Track: Contributed Abstracts
Wednesday, February 13, 2013, 6:45 PM-7:45 PM
Hall 1 (Salt Palace Convention Center)
Prophylactic acyclovir has been shown to decrease the risk of varicella zoster virus (VZV) reactivation following hematopoietic stem transplantation (HSCT). In order to improve compliance and to minimize potential toxicity, we investigated the role of a single daily ultra low-dose of acyclovir in preventing the occurrence of herpes zoster (HZ) following HSCT. Between June 2008 till date, all HSCT patients in this center are being randomized after informed consent, to either receive low-dose acyclovir (LD Group) at 800mg twice daily (20mg/kg twice daily if <40kg) or ultra low-dose acyclovir (uLD Group) at 200mg once daily (5mg/kg/day if <40kg) for one year following HSCT. The primary endpoint of this study is the occurrence of HZ at one year. For this interim per-protocol analysis, a total of 80 consecutive patients with a minimum of 6 months of follow up following cessation of therapy were eligible for analysis. There were 40 patients in each group. Both groups were comparable for age, median 11 yrs (0.3-53) in the LD group vs 13 yrs (0.5-43) in the uLD group, underlying disease, type of transplant, graft versus host disease and median time of randomization (33.4 vs 38 days post HSCT). None of the patients in the uLD group developed HZ while on prophylaxis. One patient in the LD group developed HZ (2.5%). This patient had a past history of recurrent herpes zoster in the same dermatomal distribution prior to HSCT while on therapy for acute leukemia. Five patients developed HZ within 5 months after discontinuing acyclovir (LD group = 1, uLD group = 4, p=0.358).
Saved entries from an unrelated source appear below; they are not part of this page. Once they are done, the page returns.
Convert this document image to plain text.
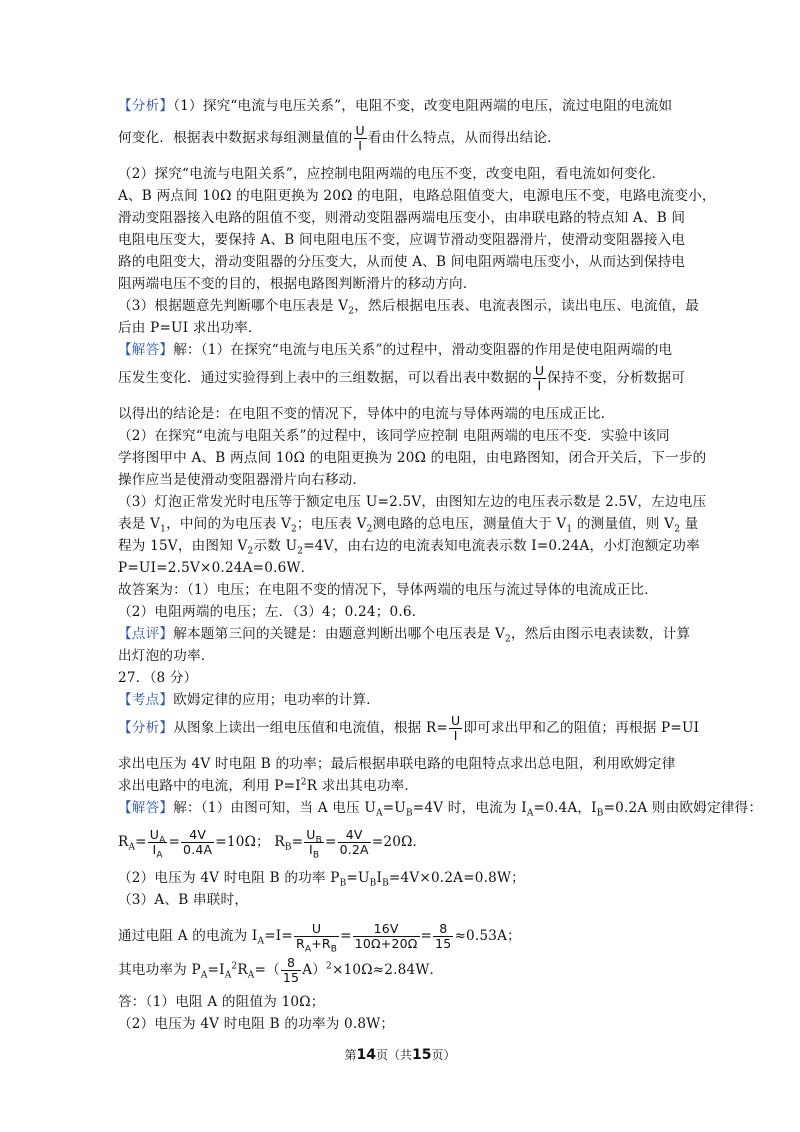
【分析】（1）探究“电流与电压关系”，电阻不变，改变电阻两端的电压，流过电阻的电流如
何变化．根据表中数据求每组测量值的 $\frac{U}{I}$ 看由什么特点，从而得出结论．
（2）探究“电流与电阻关系”，应控制电阻两端的电压不变，改变电阻，看电流如何变化．
A、B 两点间 10Ω 的电阻更换为 20Ω 的电阻，电路总阻值变大，电源电压不变，电路电流变小，
滑动变阻器接入电路的阻值不变，则滑动变阻器两端电压变小，由串联电路的特点知 A、B 间
电阻电压变大，要保持 A、B 间电阻电压不变，应调节滑动变阻器滑片，使滑动变阻器接入电
路的电阻变大，滑动变阻器的分压变大，从而使 A、B 间电阻两端电压变小，从而达到保持电
阻两端电压不变的目的，根据电路图判断滑片的移动方向．
（3）根据题意先判断哪个电压表是 $V_2$，然后根据电压表、电流表图示，读出电压、电流值，最
后由 P=UI 求出功率．
【解答】解：（1）在探究“电流与电压关系”的过程中，滑动变阻器的作用是使电阻两端的电
压发生变化．通过实验得到上表中的三组数据，可以看出表中数据的 $\frac{U}{I}$ 保持不变，分析数据可
以得出的结论是：在电阻不变的情况下，导体中的电流与导体两端的电压成正比．
（2）在探究“电流与电阻关系”的过程中，该同学应控制 电阻两端的电压不变．实验中该同
学将图甲中 A、B 两点间 10Ω 的电阻更换为 20Ω 的电阻，由电路图知，闭合开关后，下一步的
操作应当是使滑动变阻器滑片向右移动．
（3）灯泡正常发光时电压等于额定电压 U=2.5V，由图知左边的电压表示数是 2.5V，左边电压
表是 $V_1$，中间的为电压表 $V_2$；电压表 $V_2$测电路的总电压，测量值大于 $V_1$ 的测量值，则 $V_2$ 量
程为 15V，由图知 $V_2$示数 $U_2=4V$，由右边的电流表知电流表示数 I=0.24A，小灯泡额定功率
P=UI=2.5V×0.24A=0.6W．
故答案为：（1）电压；在电阻不变的情况下，导体两端的电压与流过导体的电流成正比．
（2）电阻两端的电压；左．（3）4；0.24；0.6．
【点评】解本题第三问的关键是：由题意判断出哪个电压表是 $V_2$，然后由图示电表读数，计算
出灯泡的功率．
27．（8 分）
【考点】欧姆定律的应用；电功率的计算．
【分析】从图象上读出一组电压值和电流值，根据 $R= \frac{U}{I}$ 即可求出甲和乙的阻值；再根据 P=UI
求出电压为 4V 时电阻 B 的功率；最后根据串联电路的电阻特点求出总电阻，利用欧姆定律
求出电路中的电流，利用 $P=I^2R$ 求出其电功率．
【解答】解：（1）由图可知，当 A 电压 $U_A=U_B=4V$ 时，电流为 $I_A=0.4A$，$I_B=0.2A$ 则由欧姆定律得：
$R_A= \frac{U_A}{I_A} = \frac{4V}{0.4A} =10\Omega$； $R_B= \frac{U_B}{I_B} = \frac{4V}{0.2A} =20\Omega$．
（2）电压为 4V 时电阻 B 的功率 $P_B=U_BI_B=4V\times 0.2A=0.8W$；
（3）A、B 串联时，
通过电阻 A 的电流为 $I_A=I= \frac{U}{R_A+R_B} = \frac{16V}{10\Omega+20\Omega} = \frac{8}{15} \approx 0.53A$；
其电功率为 $P_A=I_A^2R_A=( \frac{8}{15} A)^2\times 10\Omega\approx 2.84W$．
答：（1）电阻 A 的阻值为 10Ω；
（2）电压为 4V 时电阻 B 的功率为 0.8W；
第14页（共15页）
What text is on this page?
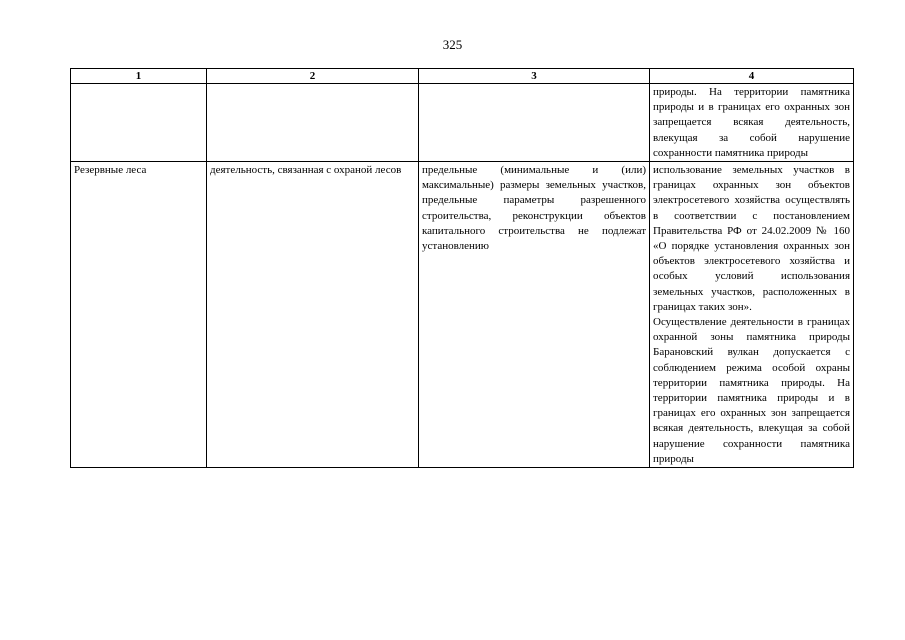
325
1	2	3	4
			природы. На территории памятника природы и в границах его охранных зон запрещается всякая деятельность, влекущая за собой нарушение сохранности памятника природы
Резервные леса	деятельность, связанная с охраной лесов	предельные (минимальные и (или) максимальные) размеры земельных участков, предельные параметры разрешенного строительства, реконструкции объектов капитального строительства не подлежат установлению	использование земельных участков в границах охранных зон объектов электросетевого хозяйства осуществлять в соответствии с постановлением Правительства РФ от 24.02.2009 № 160 «О порядке установления охранных зон объектов электросетевого хозяйства и особых условий использования земельных участков, расположенных в границах таких зон».
Осуществление деятельности в границах охранной зоны памятника природы Барановский вулкан допускается с соблюдением режима особой охраны территории памятника природы. На территории памятника природы и в границах его охранных зон запрещается всякая деятельность, влекущая за собой нарушение сохранности памятника природы
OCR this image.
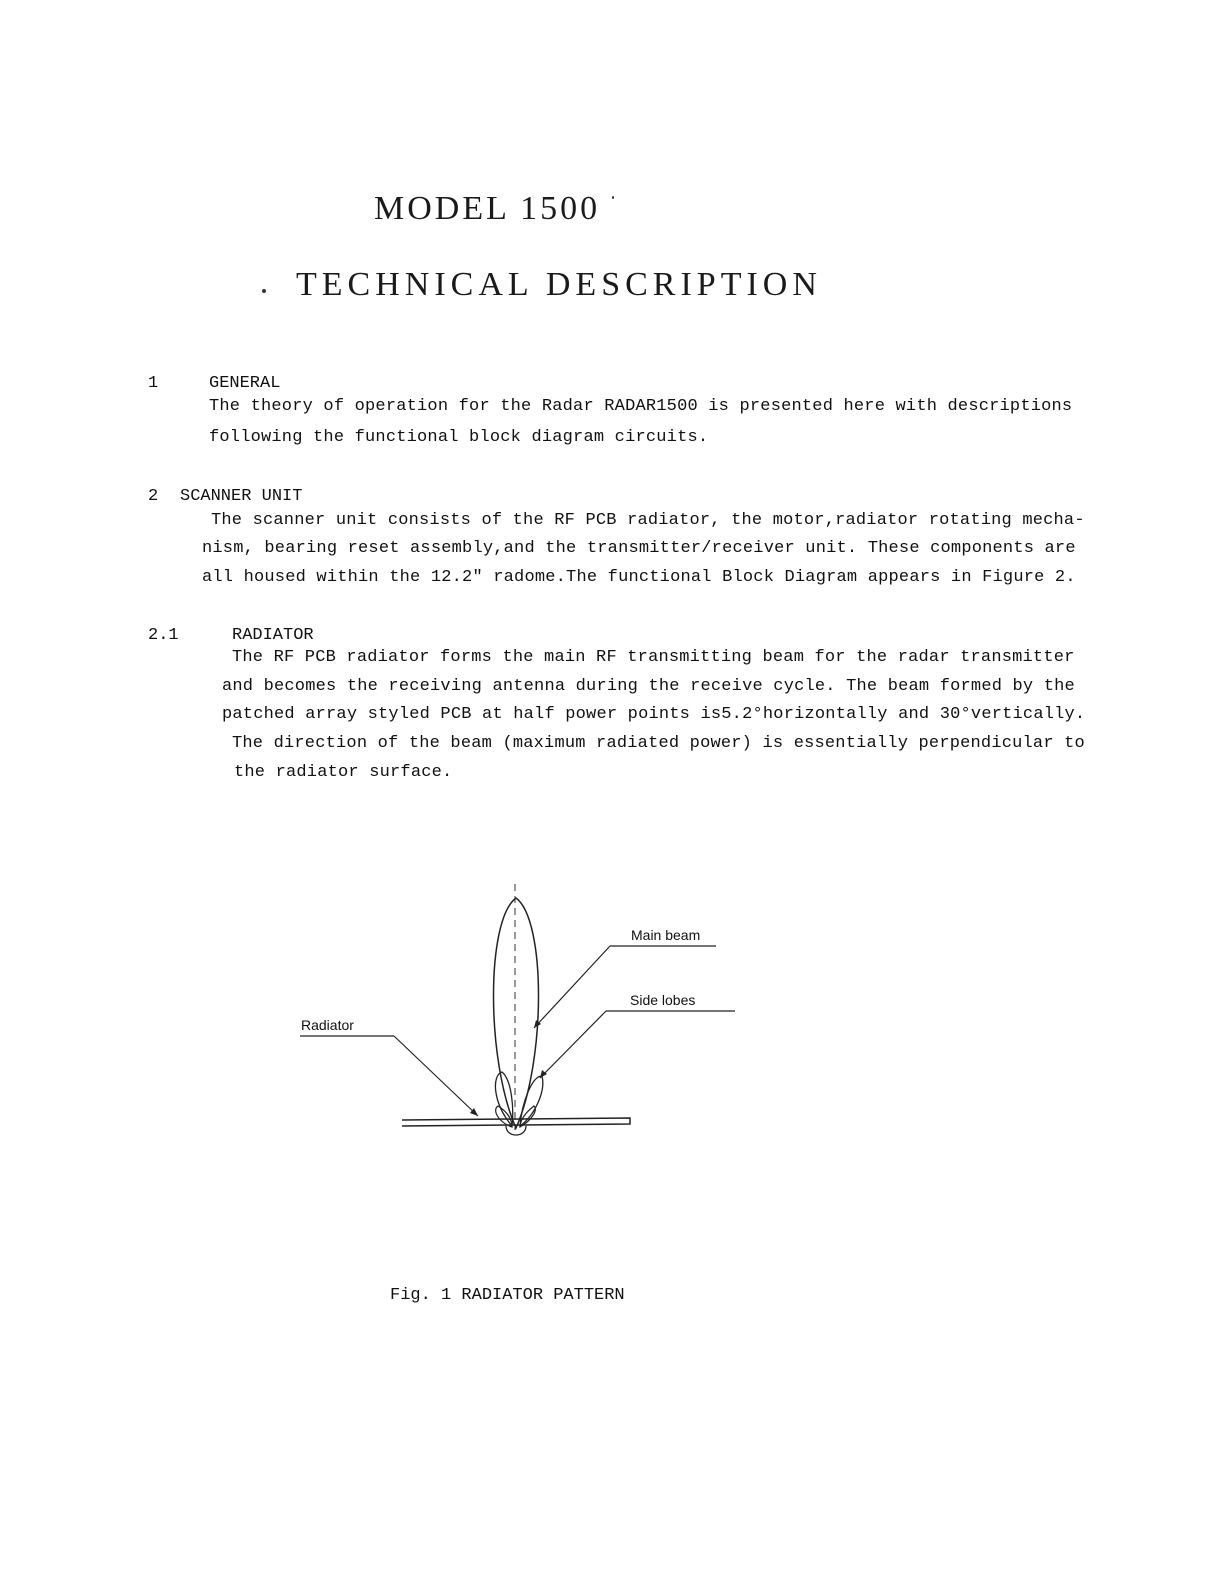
MODEL 1500
TECHNICAL DESCRIPTION
1	GENERAL
The theory of operation for the Radar RADAR1500 is presented here with descriptions
following the functional block diagram circuits.
2 SCANNER UNIT
The scanner unit consists of the RF PCB radiator, the motor,radiator rotating mecha-
nism, bearing reset assembly,and the transmitter/receiver unit. These components are
all housed within the 12.2" radome.The functional Block Diagram appears in Figure 2.
2.1	RADIATOR
The RF PCB radiator forms the main RF transmitting beam for the radar transmitter
and becomes the receiving antenna during the receive cycle. The beam formed by the
patched array styled PCB at half power points is5.2°horizontally and 30°vertically.
The direction of the beam (maximum radiated power) is essentially perpendicular to
the radiator surface.
Main beam
Side lobes
Radiator
Fig. 1 RADIATOR PATTERN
Amongst these patients the median time to develop HZ after stopping prophylaxis was 31 days (9-142 days). This prospective randomized study shows that a single daily ultra low-dose of acyclovir given for one year following HSCT is sufficient to prevent HZ during a time when the patient is most vulnerable to the consequences of VZV reactivation. Prolongation of prophylaxis beyond a year may be necessary for patients who continue to be severely immunosuppressed.